As with all process-focussed methodologies, it demands that the artist has to be focussed and disciplined in getting his work done. [Having a short time limit] also debunks the fact that most people view artists as ill-disciplined, flamboyant, irrational, and insensitive to punctuality.
The process of combining photography, hand drawing, digital adjustment and recolouring, and eventually collaboration with other artists explore notions of originality, authorship, authenticity, and reproduction of art.

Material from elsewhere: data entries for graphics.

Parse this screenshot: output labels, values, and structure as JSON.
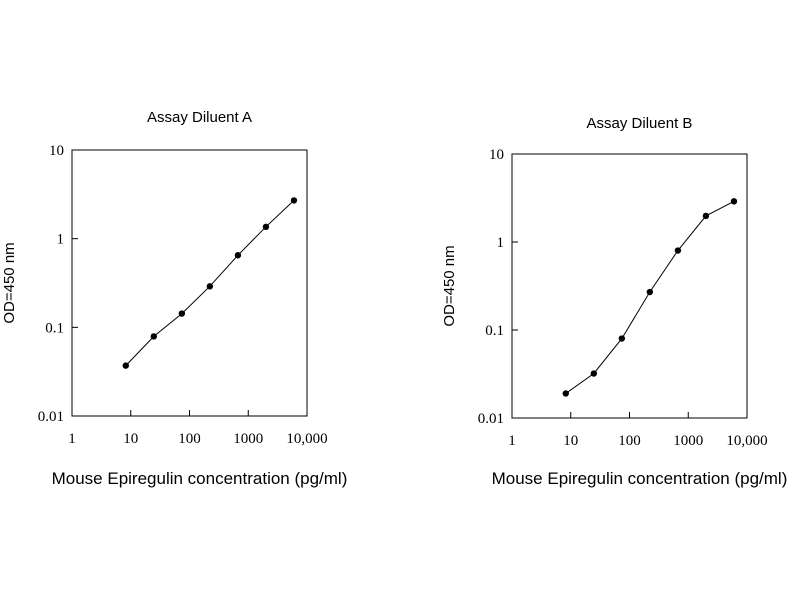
{
  "chart_data": [
    {
      "type": "line",
      "title": "Assay Diluent A",
      "xlabel": "Mouse Epiregulin concentration (pg/ml)",
      "ylabel": "OD=450 nm",
      "x_scale": "log",
      "y_scale": "log",
      "xlim": [
        1,
        10000
      ],
      "ylim": [
        0.01,
        10
      ],
      "x_ticks": [
        1,
        10,
        100,
        1000,
        10000
      ],
      "x_tick_labels": [
        "1",
        "10",
        "100",
        "1000",
        "10,000"
      ],
      "y_ticks": [
        0.01,
        0.1,
        1,
        10
      ],
      "y_tick_labels": [
        "0.01",
        "0.1",
        "1",
        "10"
      ],
      "grid": false,
      "series": [
        {
          "x": [
            8.23,
            24.7,
            74.1,
            222,
            667,
            2000,
            6000
          ],
          "y": [
            0.037,
            0.079,
            0.143,
            0.29,
            0.65,
            1.36,
            2.7
          ]
        }
      ]
    },
    {
      "type": "line",
      "title": "Assay Diluent B",
      "xlabel": "Mouse Epiregulin concentration (pg/ml)",
      "ylabel": "OD=450 nm",
      "x_scale": "log",
      "y_scale": "log",
      "xlim": [
        1,
        10000
      ],
      "ylim": [
        0.01,
        10
      ],
      "x_ticks": [
        1,
        10,
        100,
        1000,
        10000
      ],
      "x_tick_labels": [
        "1",
        "10",
        "100",
        "1000",
        "10,000"
      ],
      "y_ticks": [
        0.01,
        0.1,
        1,
        10
      ],
      "y_tick_labels": [
        "0.01",
        "0.1",
        "1",
        "10"
      ],
      "grid": false,
      "series": [
        {
          "x": [
            8.23,
            24.7,
            74.1,
            222,
            667,
            2000,
            6000
          ],
          "y": [
            0.019,
            0.032,
            0.08,
            0.27,
            0.8,
            1.98,
            2.9
          ]
        }
      ]
    }
  ]
}
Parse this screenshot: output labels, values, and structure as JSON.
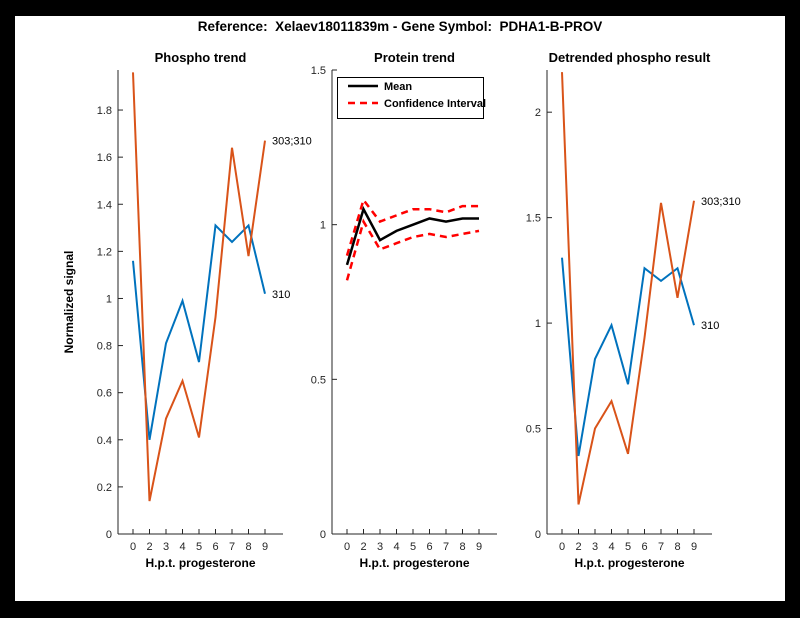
{
  "figure": {
    "title": "Reference:  Xelaev18011839m - Gene Symbol:  PDHA1-B-PROV",
    "frame_color": "#000000",
    "canvas_color": "#ffffff",
    "axis_color": "#262626",
    "text_color": "#000000"
  },
  "chart_data": [
    {
      "type": "line",
      "title": "Phospho trend",
      "xlabel": "H.p.t. progesterone",
      "ylabel": "Normalized signal",
      "x_hours": [
        0,
        2,
        3,
        4,
        5,
        6,
        7,
        8,
        9
      ],
      "x_tick_labels": [
        "0",
        "2",
        "3",
        "4",
        "5",
        "6",
        "7",
        "8",
        "9"
      ],
      "ylim": [
        0,
        1.97
      ],
      "yticks": [
        0,
        0.2,
        0.4,
        0.6,
        0.8,
        1,
        1.2,
        1.4,
        1.6,
        1.8
      ],
      "ytick_labels": [
        "0",
        "0.2",
        "0.4",
        "0.6",
        "0.8",
        "1",
        "1.2",
        "1.4",
        "1.6",
        "1.8"
      ],
      "grid": false,
      "legend": null,
      "series": [
        {
          "name": "310",
          "color": "#0072BD",
          "style": "solid",
          "width": 2,
          "values": [
            1.16,
            0.4,
            0.81,
            0.99,
            0.73,
            1.31,
            1.24,
            1.31,
            1.02
          ],
          "end_label": "310"
        },
        {
          "name": "303;310",
          "color": "#D95319",
          "style": "solid",
          "width": 2,
          "values": [
            1.96,
            0.14,
            0.49,
            0.65,
            0.41,
            0.92,
            1.64,
            1.18,
            1.67
          ],
          "end_label": "303;310"
        }
      ]
    },
    {
      "type": "line",
      "title": "Protein trend",
      "xlabel": "H.p.t. progesterone",
      "ylabel": "",
      "x_hours": [
        0,
        2,
        3,
        4,
        5,
        6,
        7,
        8,
        9
      ],
      "x_tick_labels": [
        "0",
        "2",
        "3",
        "4",
        "5",
        "6",
        "7",
        "8",
        "9"
      ],
      "ylim": [
        0,
        1.5
      ],
      "yticks": [
        0,
        0.5,
        1,
        1.5
      ],
      "ytick_labels": [
        "0",
        "0.5",
        "1",
        "1.5"
      ],
      "grid": false,
      "legend": {
        "position": "top-left-inside",
        "items": [
          {
            "label": "Mean",
            "color": "#000000",
            "style": "solid"
          },
          {
            "label": "Confidence Interval",
            "color": "#FF0000",
            "style": "dashed"
          }
        ]
      },
      "series": [
        {
          "name": "ci_upper",
          "color": "#FF0000",
          "style": "dashed",
          "width": 2.5,
          "values": [
            0.9,
            1.08,
            1.01,
            1.03,
            1.05,
            1.05,
            1.04,
            1.06,
            1.06
          ],
          "end_label": null
        },
        {
          "name": "ci_lower",
          "color": "#FF0000",
          "style": "dashed",
          "width": 2.5,
          "values": [
            0.82,
            1.01,
            0.92,
            0.94,
            0.96,
            0.97,
            0.96,
            0.97,
            0.98
          ],
          "end_label": null
        },
        {
          "name": "mean",
          "color": "#000000",
          "style": "solid",
          "width": 2.5,
          "values": [
            0.87,
            1.05,
            0.95,
            0.98,
            1.0,
            1.02,
            1.01,
            1.02,
            1.02
          ],
          "end_label": null
        }
      ]
    },
    {
      "type": "line",
      "title": "Detrended phospho result",
      "xlabel": "H.p.t. progesterone",
      "ylabel": "",
      "x_hours": [
        0,
        2,
        3,
        4,
        5,
        6,
        7,
        8,
        9
      ],
      "x_tick_labels": [
        "0",
        "2",
        "3",
        "4",
        "5",
        "6",
        "7",
        "8",
        "9"
      ],
      "ylim": [
        0,
        2.2
      ],
      "yticks": [
        0,
        0.5,
        1,
        1.5,
        2
      ],
      "ytick_labels": [
        "0",
        "0.5",
        "1",
        "1.5",
        "2"
      ],
      "grid": false,
      "legend": null,
      "series": [
        {
          "name": "310",
          "color": "#0072BD",
          "style": "solid",
          "width": 2,
          "values": [
            1.31,
            0.37,
            0.83,
            0.99,
            0.71,
            1.26,
            1.2,
            1.26,
            0.99
          ],
          "end_label": "310"
        },
        {
          "name": "303;310",
          "color": "#D95319",
          "style": "solid",
          "width": 2,
          "values": [
            2.19,
            0.14,
            0.5,
            0.63,
            0.38,
            0.93,
            1.57,
            1.12,
            1.58
          ],
          "end_label": "303;310"
        }
      ]
    }
  ]
}
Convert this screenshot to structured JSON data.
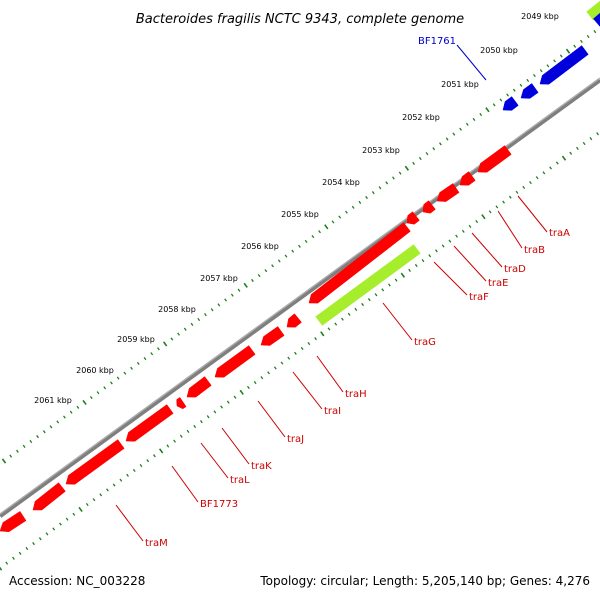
{
  "title": "Bacteroides fragilis NCTC 9343, complete genome",
  "footer": {
    "accession": "Accession: NC_003228",
    "summary": "Topology: circular; Length: 5,205,140 bp; Genes: 4,276"
  },
  "colors": {
    "background": "#ffffff",
    "backbone": "#7f7f7f",
    "tick": "#1f7f1f",
    "gene_red": "#ff0000",
    "gene_blue": "#0000dd",
    "gene_green": "#a6ee2c",
    "label_red": "#cc0000",
    "label_blue": "#0000cc"
  },
  "ticks": [
    {
      "label": "2049 kbp"
    },
    {
      "label": "2050 kbp"
    },
    {
      "label": "2051 kbp"
    },
    {
      "label": "2052 kbp"
    },
    {
      "label": "2053 kbp"
    },
    {
      "label": "2054 kbp"
    },
    {
      "label": "2055 kbp"
    },
    {
      "label": "2056 kbp"
    },
    {
      "label": "2057 kbp"
    },
    {
      "label": "2058 kbp"
    },
    {
      "label": "2059 kbp"
    },
    {
      "label": "2060 kbp"
    },
    {
      "label": "2061 kbp"
    }
  ],
  "labels": [
    {
      "text": "BF1761",
      "color": "blue"
    },
    {
      "text": "traA",
      "color": "red"
    },
    {
      "text": "traB",
      "color": "red"
    },
    {
      "text": "traD",
      "color": "red"
    },
    {
      "text": "traE",
      "color": "red"
    },
    {
      "text": "traF",
      "color": "red"
    },
    {
      "text": "traG",
      "color": "red"
    },
    {
      "text": "traH",
      "color": "red"
    },
    {
      "text": "traI",
      "color": "red"
    },
    {
      "text": "traJ",
      "color": "red"
    },
    {
      "text": "traK",
      "color": "red"
    },
    {
      "text": "traL",
      "color": "red"
    },
    {
      "text": "BF1773",
      "color": "red"
    },
    {
      "text": "traM",
      "color": "red"
    }
  ]
}
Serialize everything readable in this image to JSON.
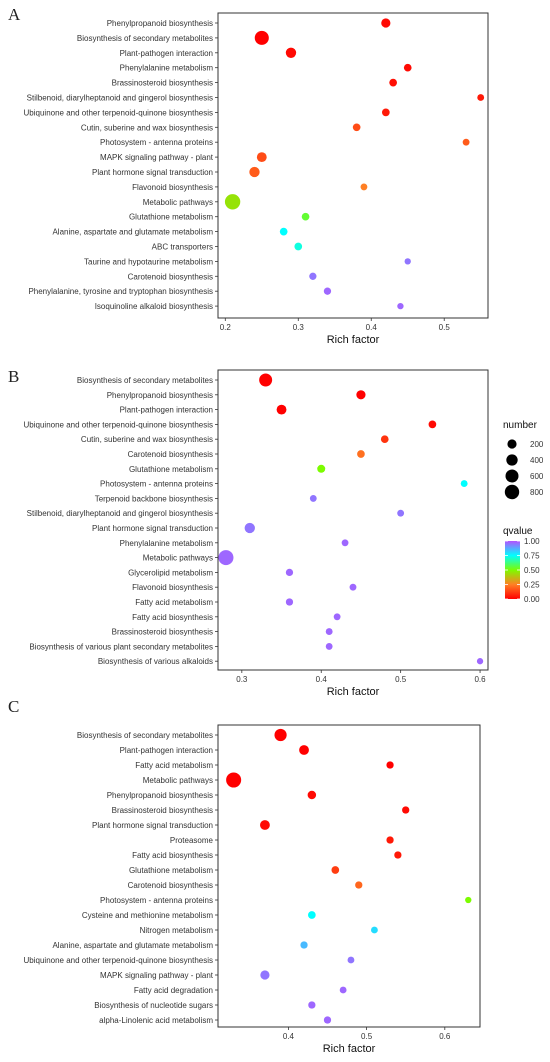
{
  "chart_data": [
    {
      "type": "scatter",
      "panel": "A",
      "xlabel": "Rich factor",
      "xlim": [
        0.19,
        0.56
      ],
      "xticks": [
        0.2,
        0.3,
        0.4,
        0.5
      ],
      "points": [
        {
          "category": "Phenylpropanoid biosynthesis",
          "x": 0.42,
          "number": 200,
          "qvalue": 0.02
        },
        {
          "category": "Biosynthesis of secondary metabolites",
          "x": 0.25,
          "number": 750,
          "qvalue": 0.0
        },
        {
          "category": "Plant-pathogen interaction",
          "x": 0.29,
          "number": 300,
          "qvalue": 0.02
        },
        {
          "category": "Phenylalanine metabolism",
          "x": 0.45,
          "number": 100,
          "qvalue": 0.02
        },
        {
          "category": "Brassinosteroid biosynthesis",
          "x": 0.43,
          "number": 100,
          "qvalue": 0.03
        },
        {
          "category": "Stilbenoid, diarylheptanoid and gingerol biosynthesis",
          "x": 0.55,
          "number": 60,
          "qvalue": 0.05
        },
        {
          "category": "Ubiquinone and other terpenoid-quinone biosynthesis",
          "x": 0.42,
          "number": 100,
          "qvalue": 0.05
        },
        {
          "category": "Cutin, suberine and wax biosynthesis",
          "x": 0.38,
          "number": 100,
          "qvalue": 0.15
        },
        {
          "category": "Photosystem - antenna proteins",
          "x": 0.53,
          "number": 60,
          "qvalue": 0.18
        },
        {
          "category": "MAPK signaling pathway - plant",
          "x": 0.25,
          "number": 250,
          "qvalue": 0.15
        },
        {
          "category": "Plant hormone signal transduction",
          "x": 0.24,
          "number": 300,
          "qvalue": 0.18
        },
        {
          "category": "Flavonoid biosynthesis",
          "x": 0.39,
          "number": 60,
          "qvalue": 0.25
        },
        {
          "category": "Metabolic pathways",
          "x": 0.21,
          "number": 950,
          "qvalue": 0.45
        },
        {
          "category": "Glutathione metabolism",
          "x": 0.31,
          "number": 100,
          "qvalue": 0.55
        },
        {
          "category": "Alanine, aspartate and glutamate metabolism",
          "x": 0.28,
          "number": 100,
          "qvalue": 0.75
        },
        {
          "category": "ABC transporters",
          "x": 0.3,
          "number": 100,
          "qvalue": 0.72
        },
        {
          "category": "Taurine and hypotaurine metabolism",
          "x": 0.45,
          "number": 40,
          "qvalue": 0.95
        },
        {
          "category": "Carotenoid biosynthesis",
          "x": 0.32,
          "number": 80,
          "qvalue": 0.95
        },
        {
          "category": "Phenylalanine, tyrosine and tryptophan biosynthesis",
          "x": 0.34,
          "number": 80,
          "qvalue": 0.97
        },
        {
          "category": "Isoquinoline alkaloid biosynthesis",
          "x": 0.44,
          "number": 40,
          "qvalue": 0.97
        }
      ]
    },
    {
      "type": "scatter",
      "panel": "B",
      "xlabel": "Rich factor",
      "xlim": [
        0.27,
        0.61
      ],
      "xticks": [
        0.3,
        0.4,
        0.5,
        0.6
      ],
      "legend": {
        "size_title": "number",
        "size_values": [
          200,
          400,
          600,
          800
        ],
        "color_title": "qvalue",
        "color_ticks": [
          "1.00",
          "0.75",
          "0.50",
          "0.25",
          "0.00"
        ],
        "color_scale": [
          "#ff0000",
          "#ff7f24",
          "#7cfc00",
          "#00ffff",
          "#b452ff"
        ]
      },
      "points": [
        {
          "category": "Biosynthesis of secondary metabolites",
          "x": 0.33,
          "number": 600,
          "qvalue": 0.0
        },
        {
          "category": "Phenylpropanoid biosynthesis",
          "x": 0.45,
          "number": 200,
          "qvalue": 0.0
        },
        {
          "category": "Plant-pathogen interaction",
          "x": 0.35,
          "number": 250,
          "qvalue": 0.0
        },
        {
          "category": "Ubiquinone and other terpenoid-quinone biosynthesis",
          "x": 0.54,
          "number": 100,
          "qvalue": 0.02
        },
        {
          "category": "Cutin, suberine and wax biosynthesis",
          "x": 0.48,
          "number": 100,
          "qvalue": 0.1
        },
        {
          "category": "Carotenoid biosynthesis",
          "x": 0.45,
          "number": 100,
          "qvalue": 0.22
        },
        {
          "category": "Glutathione metabolism",
          "x": 0.4,
          "number": 120,
          "qvalue": 0.5
        },
        {
          "category": "Photosystem - antenna proteins",
          "x": 0.58,
          "number": 60,
          "qvalue": 0.75
        },
        {
          "category": "Terpenoid backbone biosynthesis",
          "x": 0.39,
          "number": 60,
          "qvalue": 0.95
        },
        {
          "category": "Stilbenoid, diarylheptanoid and gingerol biosynthesis",
          "x": 0.5,
          "number": 60,
          "qvalue": 0.95
        },
        {
          "category": "Plant hormone signal transduction",
          "x": 0.31,
          "number": 300,
          "qvalue": 0.95
        },
        {
          "category": "Phenylalanine metabolism",
          "x": 0.43,
          "number": 60,
          "qvalue": 0.97
        },
        {
          "category": "Metabolic pathways",
          "x": 0.28,
          "number": 900,
          "qvalue": 0.97
        },
        {
          "category": "Glycerolipid metabolism",
          "x": 0.36,
          "number": 80,
          "qvalue": 0.97
        },
        {
          "category": "Flavonoid biosynthesis",
          "x": 0.44,
          "number": 60,
          "qvalue": 0.97
        },
        {
          "category": "Fatty acid metabolism",
          "x": 0.36,
          "number": 80,
          "qvalue": 0.97
        },
        {
          "category": "Fatty acid biosynthesis",
          "x": 0.42,
          "number": 60,
          "qvalue": 0.97
        },
        {
          "category": "Brassinosteroid biosynthesis",
          "x": 0.41,
          "number": 60,
          "qvalue": 0.97
        },
        {
          "category": "Biosynthesis of various plant secondary metabolites",
          "x": 0.41,
          "number": 60,
          "qvalue": 0.97
        },
        {
          "category": "Biosynthesis of various alkaloids",
          "x": 0.6,
          "number": 40,
          "qvalue": 0.97
        }
      ]
    },
    {
      "type": "scatter",
      "panel": "C",
      "xlabel": "Rich factor",
      "xlim": [
        0.31,
        0.645
      ],
      "xticks": [
        0.4,
        0.5,
        0.6
      ],
      "points": [
        {
          "category": "Biosynthesis of secondary metabolites",
          "x": 0.39,
          "number": 500,
          "qvalue": 0.0
        },
        {
          "category": "Plant-pathogen interaction",
          "x": 0.42,
          "number": 250,
          "qvalue": 0.0
        },
        {
          "category": "Fatty acid metabolism",
          "x": 0.53,
          "number": 80,
          "qvalue": 0.0
        },
        {
          "category": "Metabolic pathways",
          "x": 0.33,
          "number": 900,
          "qvalue": 0.0
        },
        {
          "category": "Phenylpropanoid biosynthesis",
          "x": 0.43,
          "number": 150,
          "qvalue": 0.02
        },
        {
          "category": "Brassinosteroid biosynthesis",
          "x": 0.55,
          "number": 80,
          "qvalue": 0.02
        },
        {
          "category": "Plant hormone signal transduction",
          "x": 0.37,
          "number": 250,
          "qvalue": 0.02
        },
        {
          "category": "Proteasome",
          "x": 0.53,
          "number": 80,
          "qvalue": 0.05
        },
        {
          "category": "Fatty acid biosynthesis",
          "x": 0.54,
          "number": 80,
          "qvalue": 0.05
        },
        {
          "category": "Glutathione metabolism",
          "x": 0.46,
          "number": 100,
          "qvalue": 0.12
        },
        {
          "category": "Carotenoid biosynthesis",
          "x": 0.49,
          "number": 80,
          "qvalue": 0.2
        },
        {
          "category": "Photosystem - antenna proteins",
          "x": 0.63,
          "number": 40,
          "qvalue": 0.5
        },
        {
          "category": "Cysteine and methionine metabolism",
          "x": 0.43,
          "number": 100,
          "qvalue": 0.75
        },
        {
          "category": "Nitrogen metabolism",
          "x": 0.51,
          "number": 60,
          "qvalue": 0.8
        },
        {
          "category": "Alanine, aspartate and glutamate metabolism",
          "x": 0.42,
          "number": 80,
          "qvalue": 0.85
        },
        {
          "category": "Ubiquinone and other terpenoid-quinone biosynthesis",
          "x": 0.48,
          "number": 60,
          "qvalue": 0.95
        },
        {
          "category": "MAPK signaling pathway - plant",
          "x": 0.37,
          "number": 200,
          "qvalue": 0.95
        },
        {
          "category": "Fatty acid degradation",
          "x": 0.47,
          "number": 60,
          "qvalue": 0.97
        },
        {
          "category": "Biosynthesis of nucleotide sugars",
          "x": 0.43,
          "number": 80,
          "qvalue": 0.97
        },
        {
          "category": "alpha-Linolenic acid metabolism",
          "x": 0.45,
          "number": 80,
          "qvalue": 0.97
        }
      ]
    }
  ]
}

Yes, the hand and pen retrace the photograph but not in all its exactness, and so a little confusion is introduced here. Thereafter, the ink sketch is scanned and printed out for artists to add their colour or mark – a form of originality is introduced here as they complete the final artwork. However, this final work has also incorporated the scanned image. In another process, the scanned copy is coloured through digital applications such as Photoshop and the final form is printed from the digital file – [now the reproduced] printed copies are in a sense original works.
So the question is – does copy or original matter in art? Or it is just a figment of the mind one is buying? Does the idea of copy and original enjoy the same privilege? It also pushes the buyer to evaluate the importance of originality and authenticity in artwork.
What is your take on the issue?
I tend to blur the boundary between the original and the copies. In this case, by incorporating the copy in the original, I diffuse the mark of authenticity and establish the copy as having the legitimacy of the authentic, the value and significance equal to its original.
Tiong Bahru Sketches will be exhibited at The Orange Thimble.
Preview – 23 April; exhibition – 24 April onwards.